Níveis de Conservação
Classificar
os níveis de conservação de uma moeda não é uma tarefa fácil, pois o grau de
conservação pode aumentar ou diminuir o valor de uma moeda no momento de sua
comercialização, fazendo com que vendedores valorizem o grau de conservação da sua peça enquanto os compradores a depreciam. Moedas ilegíveis ou muito gasta não tem valor no mercado de
colecionismo, a não ser que a moeda seja muito antiga e com pouca tiragem ou
exemplares conhecidos.
Nas
moedas antigas feitas à mão, não há um rigor sobre o seu estado de conservação,
aceitando por exemplo como acréscimo de valor resquício de corrosão química
pelo tempo (Patina) ou até perda de parte da moeda, devido ao costumes que se tinha de retirar pequenas lascas de moedas de metal nobre ou lixa - las, mas o mesmo não
ocorre com as moedas mais modernas feitas em maquinas industriais.
A
circulação de uma moeda impõe algumas marcas de uso, tanto podem ser por:
desgastes físicos como riscos ou fissuras, quanto por desgaste químico, como
manchas e mudança de cores. Esses desgastes que por menores que sejam, são
perceptíveis para o colecionador e institutos de avaliação, através do uso de lupas (instrumento obrigatório para o numismata) ou microscópios digitais.
Para
minimizar as controvérsias a respeito do estado de conservação das moedas no
mercado, foram criados níveis de desgastes, descritos com bastantes detalhes,
que permite encaixar uma moeda em um dos determinados níveis.
Os
níveis apresentados a seguir, tem como base o padrão internacional e são
aprovados pela Sociedade Numismática Brasileira, que sugere a utilização de uma
lupa de aumento de no mínimo 7 vezes.
§ Flor de Cunho (FC)
São moedas perfeitas, que não foram utilizadas
em circulação, com o brilho original na cunhagem. Com a orla perfeita, sem
marcas de mossas ou cerceamento.
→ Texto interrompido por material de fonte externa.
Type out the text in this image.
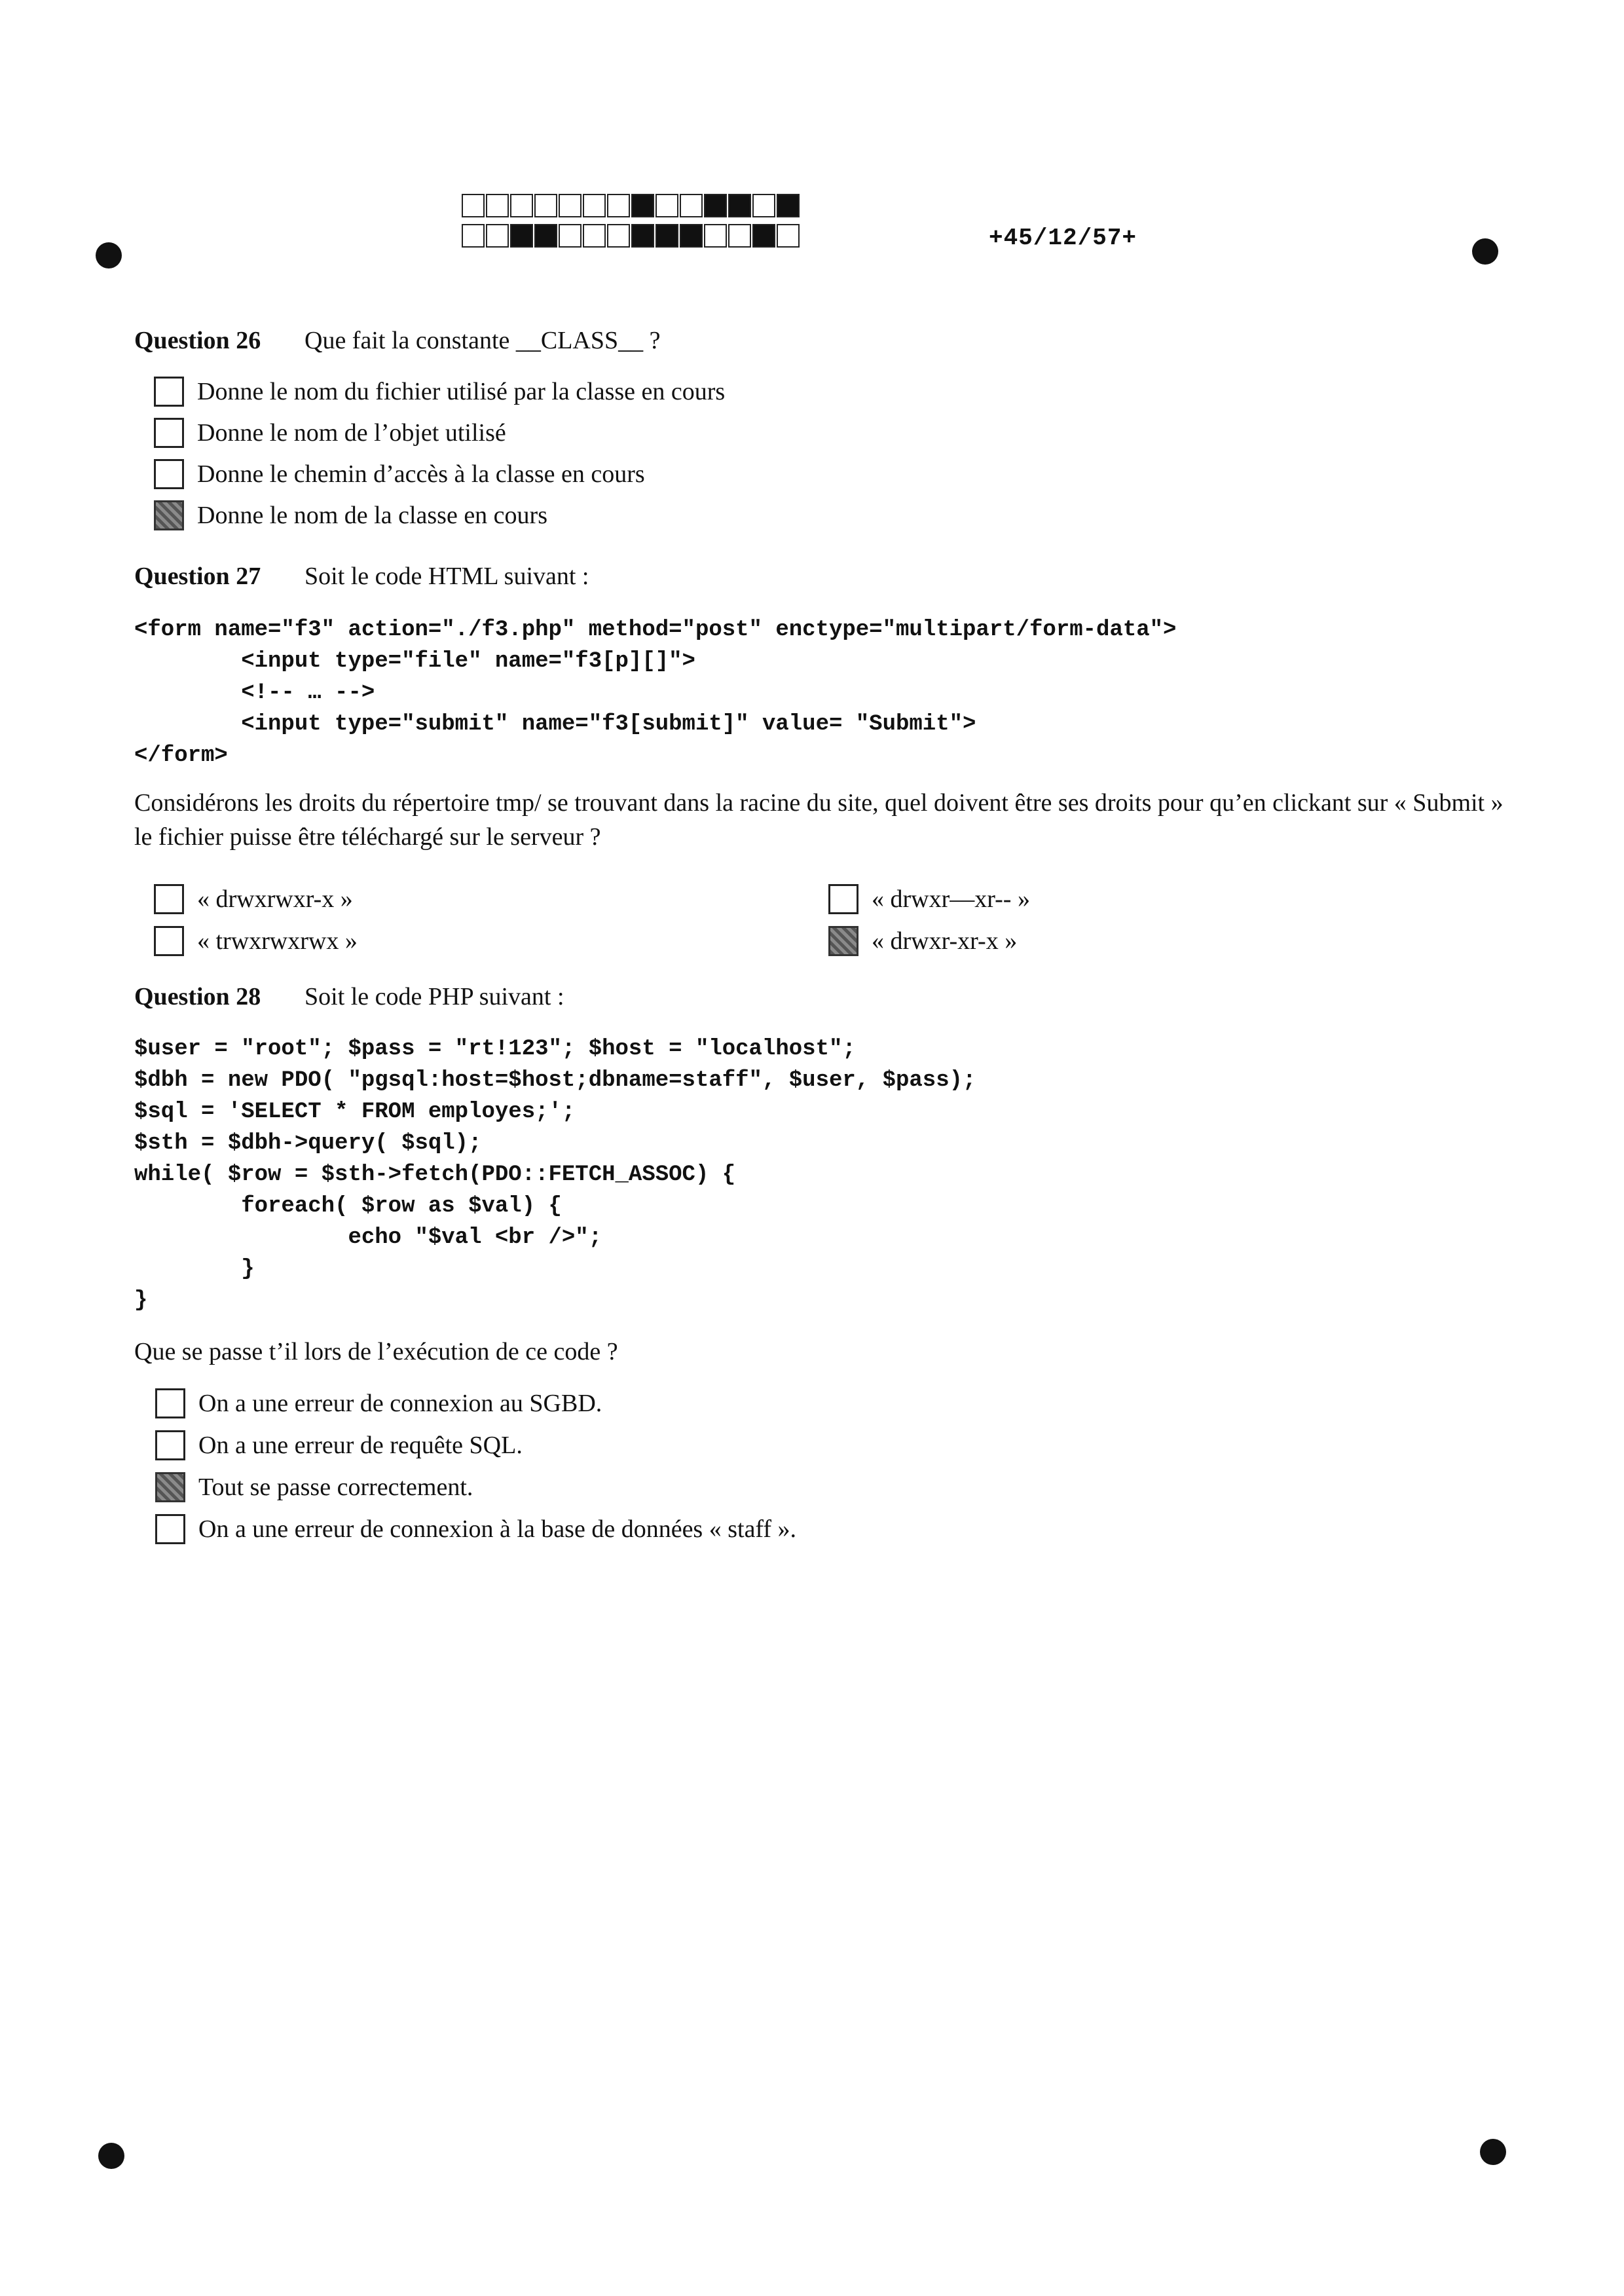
+45/12/57+
Question 26 Que fait la constante __CLASS__ ?
Donne le nom du fichier utilisé par la classe en cours
Donne le nom de l’objet utilisé
Donne le chemin d’accès à la classe en cours
Donne le nom de la classe en cours
Question 27 Soit le code HTML suivant :
<form name="f3" action="./f3.php" method="post" enctype="multipart/form-data">
<input type="file" name="f3[p][]">
<!-- … -->
<input type="submit" name="f3[submit]" value= "Submit">
</form>

Considérons les droits du répertoire tmp/ se trouvant dans la racine du site, quel doivent être ses droits pour qu’en clickant sur « Submit » le fichier puisse être téléchargé sur le serveur ?

« drwxrwxr-x »	« drwxr—xr-- »
« trwxrwxrwx »	« drwxr-xr-x »
Question 28 Soit le code PHP suivant :
$user = "root"; $pass = "rt!123"; $host = "localhost";
$dbh = new PDO( "pgsql:host=$host;dbname=staff", $user, $pass);
$sql = 'SELECT * FROM employes;';
$sth = $dbh->query( $sql);
while( $row = $sth->fetch(PDO::FETCH_ASSOC) {
foreach( $row as $val) {
echo "$val <br />";
}
}
Que se passe t’il lors de l’exécution de ce code ?
On a une erreur de connexion au SGBD.
On a une erreur de requête SQL.
Tout se passe correctement.
On a une erreur de connexion à la base de données « staff ».
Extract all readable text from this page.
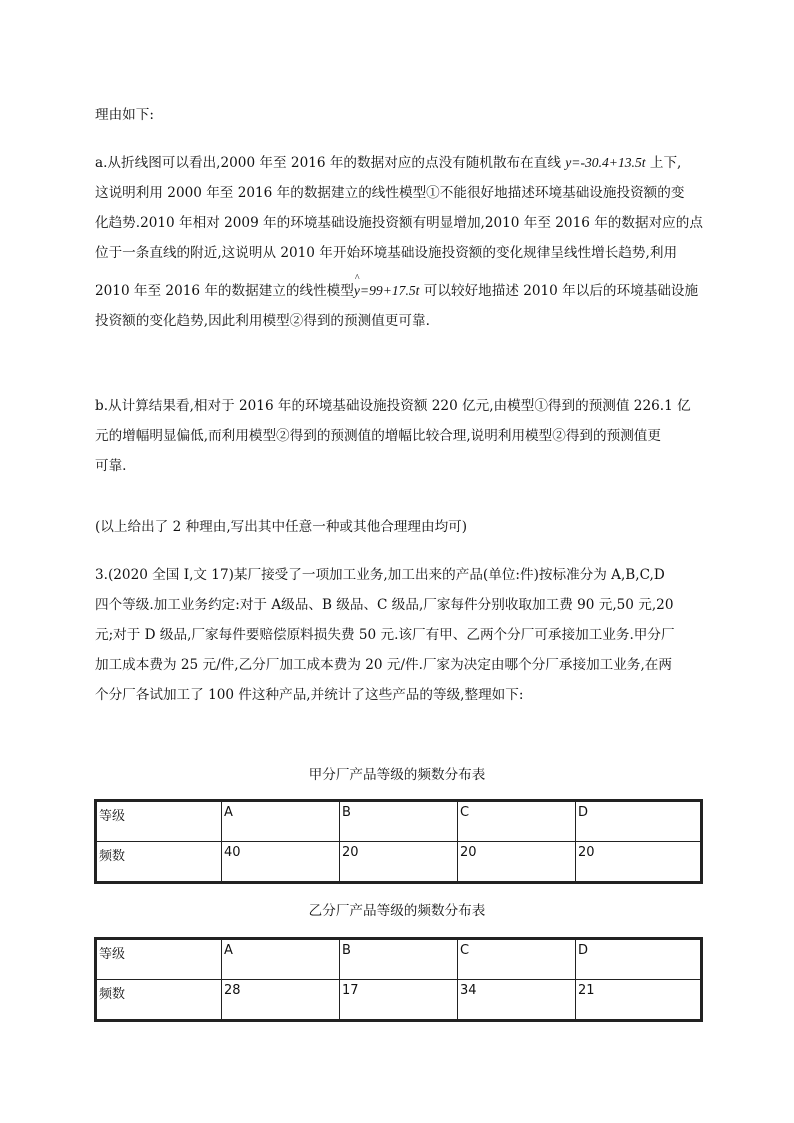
理由如下:
a.从折线图可以看出,2000 年至 2016 年的数据对应的点没有随机散布在直线 y=-30.4+13.5t 上下,
这说明利用 2000 年至 2016 年的数据建立的线性模型①不能很好地描述环境基础设施投资额的变
化趋势.2010 年相对 2009 年的环境基础设施投资额有明显增加,2010 年至 2016 年的数据对应的点
位于一条直线的附近,这说明从 2010 年开始环境基础设施投资额的变化规律呈线性增长趋势,利用
2010 年至 2016 年的数据建立的线性模型
^
y=99+17.5t 可以较好地描述 2010 年以后的环境基础设施
投资额的变化趋势,因此利用模型②得到的预测值更可靠.
b.从计算结果看,相对于 2016 年的环境基础设施投资额 220 亿元,由模型①得到的预测值 226.1 亿
元的增幅明显偏低,而利用模型②得到的预测值的增幅比较合理,说明利用模型②得到的预测值更
可靠.
(以上给出了 2 种理由,写出其中任意一种或其他合理理由均可)
3.(2020 全国 Ⅰ,文 17)某厂接受了一项加工业务,加工出来的产品(单位:件)按标准分为 A,B,C,D
四个等级.加工业务约定:对于 A级品、B 级品、C 级品,厂家每件分别收取加工费 90 元,50 元,20
元;对于 D 级品,厂家每件要赔偿原料损失费 50 元.该厂有甲、乙两个分厂可承接加工业务.甲分厂
加工成本费为 25 元/件,乙分厂加工成本费为 20 元/件.厂家为决定由哪个分厂承接加工业务,在两
个分厂各试加工了 100 件这种产品,并统计了这些产品的等级,整理如下:
甲分厂产品等级的频数分布表
等级	A	B	C	D
频数	40	20	20	20
乙分厂产品等级的频数分布表
等级	A	B	C	D
频数	28	17	34	21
Com todos os detalhes de cunhagem original e
sem marcas de limpeza.
§ Soberba (S)
São
moedas com poucos sinais de circulação, apresentando no mínimo 90% de detalhes
da cunhagem. Em sua orla admite-se pouca imperfeição, menos de 10% da sua
aparência original. Consente alguns sinais de limpeza.
§ Muito Bem Conservada (MBC)
Apresenta
alguns desgastes de circulação de aproximadamente 70% de sua cunhagem original.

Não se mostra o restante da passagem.